Every once in awhile, NYC does get a pretty epic snow storm. I’m not talking about the horrible blizzards that shut everything down, cause damage, and throw everyone into a tizzy of confusion. Or the sloppy, slippery aftermath that keeps Hunter boots in business. I’m talking about ones like the storm a couple years ago that stopped traffic but left everything else untouched and had twenty-somethings happily skipping through snowdrifts down the middle of Broadway, having snowball fights as they left the bars. The city became a snow globe and we were the picture-perfect occupants of a magical world. For a moment, the city’s hard edges were softened, the usual scrum of noise and crowds were quieted. It was truly magical.
It reminded me of the mischievous (but ultimately innocent) pack of kids I used to run with that included my big brother, my best friend, and our next door neighbors. Every year, we’d scour the shelves of the local discount store for the best sled we could afford in preparation for the big snow that would send us happily galloping towards the sledding hill like a pack of St Bernards off to rescue wayward skiers. Toboggans, flying saucers, flat bottoms, sleds with runners…we had them all. And we put them to epic use with carefully constructed, banking courses and jumps. Never mind that someone (usually me) always ended up with a bloody noise or a bruised chin and there was always the danger of going off the last big drift and landing with a stomach-punching crash in the street with the snowplow dangerously careening towards us. No amount of lunch-tray sliding in college could compare. Especially when they switched from plastic to cardboard to cut down on the inevitable injuries.

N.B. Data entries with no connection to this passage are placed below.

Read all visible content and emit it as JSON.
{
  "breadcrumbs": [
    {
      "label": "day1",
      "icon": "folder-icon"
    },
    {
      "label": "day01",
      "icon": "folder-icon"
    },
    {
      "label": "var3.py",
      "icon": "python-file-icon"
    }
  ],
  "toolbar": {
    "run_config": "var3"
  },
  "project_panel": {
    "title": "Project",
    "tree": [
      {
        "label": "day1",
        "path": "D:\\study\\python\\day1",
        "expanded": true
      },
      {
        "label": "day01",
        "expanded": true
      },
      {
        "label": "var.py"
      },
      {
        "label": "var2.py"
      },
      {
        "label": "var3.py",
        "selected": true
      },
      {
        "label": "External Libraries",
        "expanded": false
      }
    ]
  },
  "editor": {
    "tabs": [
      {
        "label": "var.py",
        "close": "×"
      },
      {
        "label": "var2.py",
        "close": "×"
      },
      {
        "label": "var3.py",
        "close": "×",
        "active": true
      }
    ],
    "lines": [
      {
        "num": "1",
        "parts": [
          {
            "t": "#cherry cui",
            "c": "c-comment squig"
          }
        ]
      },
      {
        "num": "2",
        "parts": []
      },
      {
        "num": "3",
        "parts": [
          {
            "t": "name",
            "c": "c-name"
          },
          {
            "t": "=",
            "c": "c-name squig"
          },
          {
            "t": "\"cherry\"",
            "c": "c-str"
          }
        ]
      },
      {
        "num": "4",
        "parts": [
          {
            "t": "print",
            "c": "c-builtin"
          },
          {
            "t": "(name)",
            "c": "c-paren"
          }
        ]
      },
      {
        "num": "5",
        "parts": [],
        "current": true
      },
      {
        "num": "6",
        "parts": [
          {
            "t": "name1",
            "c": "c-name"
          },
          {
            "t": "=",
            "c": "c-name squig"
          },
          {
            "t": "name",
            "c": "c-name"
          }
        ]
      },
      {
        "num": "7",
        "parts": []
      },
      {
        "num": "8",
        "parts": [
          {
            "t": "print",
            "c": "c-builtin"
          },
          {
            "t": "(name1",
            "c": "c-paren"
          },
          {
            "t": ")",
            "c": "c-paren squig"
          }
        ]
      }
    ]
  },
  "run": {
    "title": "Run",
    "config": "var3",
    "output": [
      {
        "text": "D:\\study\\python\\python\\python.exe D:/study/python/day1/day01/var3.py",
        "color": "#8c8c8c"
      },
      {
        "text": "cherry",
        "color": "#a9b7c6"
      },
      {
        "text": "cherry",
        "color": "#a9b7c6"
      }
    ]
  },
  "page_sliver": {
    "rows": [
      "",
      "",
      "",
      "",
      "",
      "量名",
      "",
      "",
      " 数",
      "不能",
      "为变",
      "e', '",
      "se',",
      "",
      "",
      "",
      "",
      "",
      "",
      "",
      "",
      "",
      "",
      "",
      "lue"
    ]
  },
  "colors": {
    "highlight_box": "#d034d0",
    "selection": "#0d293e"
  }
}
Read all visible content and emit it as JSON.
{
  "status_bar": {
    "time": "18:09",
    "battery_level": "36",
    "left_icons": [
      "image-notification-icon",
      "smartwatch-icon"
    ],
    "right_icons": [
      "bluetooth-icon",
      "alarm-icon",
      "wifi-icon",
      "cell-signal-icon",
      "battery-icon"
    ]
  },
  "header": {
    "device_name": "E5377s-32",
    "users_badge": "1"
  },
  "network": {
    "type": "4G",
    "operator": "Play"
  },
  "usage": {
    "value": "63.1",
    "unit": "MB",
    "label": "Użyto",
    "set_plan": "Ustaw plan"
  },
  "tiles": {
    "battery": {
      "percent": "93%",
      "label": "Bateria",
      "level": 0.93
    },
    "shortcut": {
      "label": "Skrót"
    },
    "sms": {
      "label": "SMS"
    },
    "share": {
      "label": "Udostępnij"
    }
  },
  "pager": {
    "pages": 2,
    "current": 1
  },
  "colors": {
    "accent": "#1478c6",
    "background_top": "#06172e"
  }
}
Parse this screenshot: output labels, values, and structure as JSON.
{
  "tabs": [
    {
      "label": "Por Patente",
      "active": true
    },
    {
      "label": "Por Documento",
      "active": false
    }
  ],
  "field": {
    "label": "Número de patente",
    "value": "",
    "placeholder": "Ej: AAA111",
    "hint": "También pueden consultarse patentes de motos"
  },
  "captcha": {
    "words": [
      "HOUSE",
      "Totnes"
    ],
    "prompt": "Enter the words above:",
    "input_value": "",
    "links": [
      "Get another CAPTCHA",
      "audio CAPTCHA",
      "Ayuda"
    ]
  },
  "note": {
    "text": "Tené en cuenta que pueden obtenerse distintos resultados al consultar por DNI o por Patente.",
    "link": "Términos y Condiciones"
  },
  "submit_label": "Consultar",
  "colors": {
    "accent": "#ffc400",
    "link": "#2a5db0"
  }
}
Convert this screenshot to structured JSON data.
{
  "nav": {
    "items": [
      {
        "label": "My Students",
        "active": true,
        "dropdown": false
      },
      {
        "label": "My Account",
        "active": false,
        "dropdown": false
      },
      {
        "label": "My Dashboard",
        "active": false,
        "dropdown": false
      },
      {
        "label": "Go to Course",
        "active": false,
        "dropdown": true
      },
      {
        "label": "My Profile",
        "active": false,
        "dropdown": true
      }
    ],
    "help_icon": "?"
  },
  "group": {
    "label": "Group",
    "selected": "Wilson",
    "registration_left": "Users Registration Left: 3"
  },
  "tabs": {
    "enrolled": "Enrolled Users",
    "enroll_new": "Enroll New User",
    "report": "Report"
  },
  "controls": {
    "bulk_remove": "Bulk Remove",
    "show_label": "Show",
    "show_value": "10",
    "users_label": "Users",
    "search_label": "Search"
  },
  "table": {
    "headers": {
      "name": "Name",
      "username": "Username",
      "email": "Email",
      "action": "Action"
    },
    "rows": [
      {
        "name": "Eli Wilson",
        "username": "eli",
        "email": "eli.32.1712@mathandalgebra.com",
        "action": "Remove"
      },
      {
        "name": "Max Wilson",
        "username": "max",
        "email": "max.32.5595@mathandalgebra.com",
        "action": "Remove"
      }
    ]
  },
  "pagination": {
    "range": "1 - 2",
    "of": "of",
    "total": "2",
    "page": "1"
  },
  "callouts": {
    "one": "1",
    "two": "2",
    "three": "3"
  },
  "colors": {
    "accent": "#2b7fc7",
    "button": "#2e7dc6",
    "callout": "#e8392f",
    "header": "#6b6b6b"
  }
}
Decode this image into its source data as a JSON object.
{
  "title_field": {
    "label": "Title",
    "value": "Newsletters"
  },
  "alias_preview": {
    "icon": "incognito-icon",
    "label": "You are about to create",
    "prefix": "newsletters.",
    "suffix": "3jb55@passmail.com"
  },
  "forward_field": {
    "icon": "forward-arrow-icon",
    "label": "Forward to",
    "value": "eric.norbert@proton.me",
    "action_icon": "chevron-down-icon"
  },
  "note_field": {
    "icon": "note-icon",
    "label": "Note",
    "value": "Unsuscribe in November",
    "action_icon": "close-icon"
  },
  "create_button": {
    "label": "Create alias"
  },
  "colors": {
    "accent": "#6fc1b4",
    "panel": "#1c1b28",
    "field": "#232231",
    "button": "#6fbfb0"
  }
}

Every time the temperature dips, the sun begins its winter hibernation, and the snow starts to sweep in, Roo and I throw a fist up at the sky and vow to move south as soon as we have the chance. No more shoveling, defrosting, snow-blowing, or de-icing for us we proclaim. And when an ill-falling clump of that stupid wet, white crap lands on your bare neck as you try to clean off your car, it’s easy to understand why a person might never want to see another flake ever again. Even with this barely annoying dusting, the accompanying grey-white sky is enough to renew our shared proclamation. But when I’m curled up inside, coffee cup in hand, remembering trundling inside to a steaming bowl of soup and an indulgently grinning mom who hung our snowpants in the laundry room to dry in preparation for the next session of snowy fun, well I can’t help wonder if it wasn’t all worth it. More importantly, while my sledding days are blessedly over, I wonder if I really have the heart to deprive me imaginary, might not ever exist, future kids of the same fun I had. Because bloody noses, snowballs down your back, and shoveling your way out the door aside…snow days were the freaking best.